In the hierarchical structure formation model cosmic halos are supposed to form by accretion of smaller units along anisotropic direction , defined by large-scale filamentary structures .
After the epoch of mass aggregation ( which depend on the cosmological model ) , violent relaxation processes will tend to alter the halo phase-space configuration producing quasi-spherical halos with a relatively smooth density profiles .

Here we attempt to investigate the relation between halos shapes , their environment and their dynamical state .

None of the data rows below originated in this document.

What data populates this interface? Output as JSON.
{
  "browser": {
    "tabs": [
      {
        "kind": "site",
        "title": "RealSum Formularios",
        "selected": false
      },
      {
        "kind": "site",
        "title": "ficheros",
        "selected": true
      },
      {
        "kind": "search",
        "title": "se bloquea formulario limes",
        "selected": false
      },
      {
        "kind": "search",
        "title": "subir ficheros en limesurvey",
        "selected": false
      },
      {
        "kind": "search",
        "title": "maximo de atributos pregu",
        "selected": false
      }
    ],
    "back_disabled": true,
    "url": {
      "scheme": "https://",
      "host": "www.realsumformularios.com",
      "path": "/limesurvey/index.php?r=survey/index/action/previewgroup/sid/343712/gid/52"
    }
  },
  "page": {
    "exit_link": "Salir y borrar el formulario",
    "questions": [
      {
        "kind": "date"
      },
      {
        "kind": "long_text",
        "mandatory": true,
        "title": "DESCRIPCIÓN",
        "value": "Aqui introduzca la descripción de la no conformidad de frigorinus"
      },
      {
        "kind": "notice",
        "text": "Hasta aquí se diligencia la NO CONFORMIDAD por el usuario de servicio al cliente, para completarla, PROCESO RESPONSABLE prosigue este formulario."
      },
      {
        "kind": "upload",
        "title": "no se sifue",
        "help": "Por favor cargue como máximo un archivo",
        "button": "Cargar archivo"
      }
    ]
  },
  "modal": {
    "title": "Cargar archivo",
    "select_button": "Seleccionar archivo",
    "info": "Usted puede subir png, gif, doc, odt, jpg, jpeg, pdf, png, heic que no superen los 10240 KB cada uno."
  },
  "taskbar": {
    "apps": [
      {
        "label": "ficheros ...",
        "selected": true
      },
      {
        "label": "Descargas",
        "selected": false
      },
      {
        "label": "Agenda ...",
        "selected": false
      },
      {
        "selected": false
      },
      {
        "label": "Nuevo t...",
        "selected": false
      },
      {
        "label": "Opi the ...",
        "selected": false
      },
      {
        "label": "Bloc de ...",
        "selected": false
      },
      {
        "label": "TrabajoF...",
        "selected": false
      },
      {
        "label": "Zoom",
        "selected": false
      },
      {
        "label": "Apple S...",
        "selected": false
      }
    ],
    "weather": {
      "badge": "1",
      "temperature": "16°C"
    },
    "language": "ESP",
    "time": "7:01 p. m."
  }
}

To this end we have run a large ( L = 500 h ^ { -1 } Mpc , N _ { p } = 512 ^ { 3 } particles ) N-body simulation of a flat low-density cold dark matter model with a matter density \Omega _ { m } = 1 - \Omega _ { \Lambda } = 0.3 , Hubble constant H _ { \circ } = 70 km s ^ { -1 } Mpc ^ { -1 } and a normalization parameter of \sigma _ { 8 } = 0.9 .
The particle mass is m _ { p } \geq 7.7 \times 10 ^ { 10 } h ^ { -1 } M _ { \odot } comparable to the mass of one single galaxy .
The halos are defined using a friends-of-friend algorithm with a linking length given by l = 0.17 \bar { \nu } where \bar { \nu } is the mean density .
This linking length corresponds to an overdensity \rho / \rho _ { mean } \simeq 200 at the present epoch ( z = 0 ) and the total number of halos with more than 130 particles ( M > 3 \times 10 ^ { 13 } h ^ { -1 } M _ { \odot } ) is 57524 .